Many employers allowed staff to work remotely during the pandemic. Employees liked the change, and now that the pandemic has lessened, workers are resistant to being tied to the office again. Employers, who enjoyed some benefits of a remote workforce, are now calling remote workers back to the office.
Preliminary studies indicate that work productivity remains high in a post-pandemic world, yet companies such as Dell, Amazon, Microsoft, Google, and more are limiting remote work and calling personnel back to the office.
Part of this movement might be beliefs that teams work better with personal contact, socialization with others, and more manager oversight, but economic factors might be at play as companies recall remote workers back to the office.
Why Are Companies Calling Remote Workers Back To the Office?
Creative Soft Layoffs
At Dell, for example, after CEO Michael Dell and COO Jeff Clarke sang the praises of remote work and company flexibility, the company announced that anyone with a one-way commute of less than an hour must come into the office three days a week.
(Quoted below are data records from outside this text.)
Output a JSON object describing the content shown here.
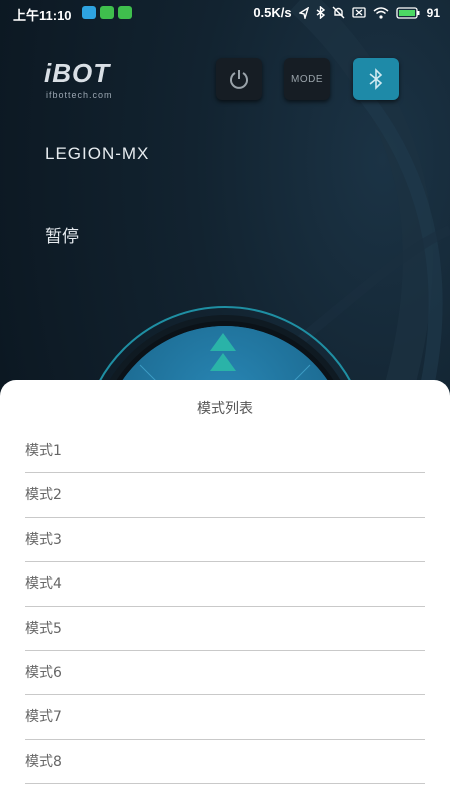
{
  "status_bar": {
    "time": "上午11:10",
    "network_speed": "0.5K/s",
    "battery": "91"
  },
  "header": {
    "logo_text": "iBOT",
    "logo_subtext": "ifbottech.com",
    "mode_label": "MODE"
  },
  "device": {
    "name": "LEGION-MX",
    "status": "暂停"
  },
  "colors": {
    "accent": "#1e8aa8",
    "background": "#0f1d2a",
    "sheet": "#ffffff"
  },
  "mode_sheet": {
    "title": "模式列表",
    "items": [
      "模式1",
      "模式2",
      "模式3",
      "模式4",
      "模式5",
      "模式6",
      "模式7",
      "模式8"
    ]
  }
}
This infuriated workers and spread fears that the move was a “soft layoff” measure that would encourage many to resign.

The resignations would further reduce the Dell workforce, which was already cut by formal layoffs earlier this year. As the employees who quit would not receive “redundancy pay” – severance, unemployment, settlement that a company must pay workers who they lay off – Dell would cut its workforce down to size more economically.
Corporate Commitment To Real Estate
During the pandemic, many companies found that they could reduce their costs for office space through remote work. For companies with leases, the savings on rent might be in the future, but utilities and supply costs immediately decreased. Many businesses have downsized and leased smaller spaces when their leases were up.
However, as the pandemic lessened, some companies felt they were paying for the space, so why not fill it with workers?
Commercial Real Estate Market Under Threat
When many companies did not renew their leases or downgraded them, vacancy rates skyrocketed. This impacted the commercial estate market with high vacancy rates and promised long-term consequences: rising interest rates, lessening demand, oversupply, and unwillingness to upgrade and renovate.
Ultimately, if commercial real estate owners cannot pay their bills and default on their own loans, banks may be less willing to loan money to developers.
Lenders, investors, and developers have a vested interest in employees returning to the office.

Financial Ecosystem Disrupted
Area businesses depend on patronage from onsite workers. When people work from home, they may save on expenses, but the behavior change also disrupts the ecosystem near their workplace, which includes restaurants, bars, clubs, gyms, nail salons, haircutting establishments, retail-shopping stores, and an array of other businesses. Both national chains and mom-and-op concerns wither and potentially close.
When revenues to local businesses that provide services to workers shrink, cities collect less tax revenue. The reduced funds put a hard-to-replace dent in municipal budgets. Remote workers may still patronize some of the same types of businesses but not the same shops near the office; those businesses pay taxes but to different cities.
Threats To Cities As Tourist Destinations
When businesses close or reduce their hours, and cities can’t afford some services, the result can be reduced tourism. Visitors like to come to areas where restaurants are open late, they can get a hair or nail appointment on the fly, and the streets are safe. When restaurants and other businesses close or reduce hours due to falling worker demand, the city may become less attractive to visitors too.
Many researchers note that vacant office space is not the death knell for cities or economies. Studies at HJCH, the Harvard Joint Center for Housing, suggest that empty city real estate could be transformed into housing occupied by people who work at home and need services. Renovation of older commercial buildings to housing is not a simple solution.
Will Remote Work Survive?
Remote work and telecommuting have been growing since 1970; the pandemic made it an option for many workers. Now, millennials, the largest component of the workforce, and other demographics have come to view it as a preference.




According to statistics compiled by Owl Labs from a study of 2,300 workers:
- Between 2021 and 2022, 24% more people choose remote work, while 16% more chose hybrid work. Interest in working in an office dropped 24%.
- 66% of workers would look for a new job if they couple no longer work remotely, while 38% would quit.
- 52% of workers would take 5% less if they could work remotely, and 23% would accept a 10% pay cut.
The sample for that study was small, but researchers see the results as a signal of the increasingly important role remote work will play in the employment landscape.
As businesses and cities grapple with the changes forced by remote work, many businesses see the upsides of remote or hybrid work as they feel pressure to limit or control it. Deciding how to integrate work preferences with business and societal needs is a process that will develop and unfold in the coming years.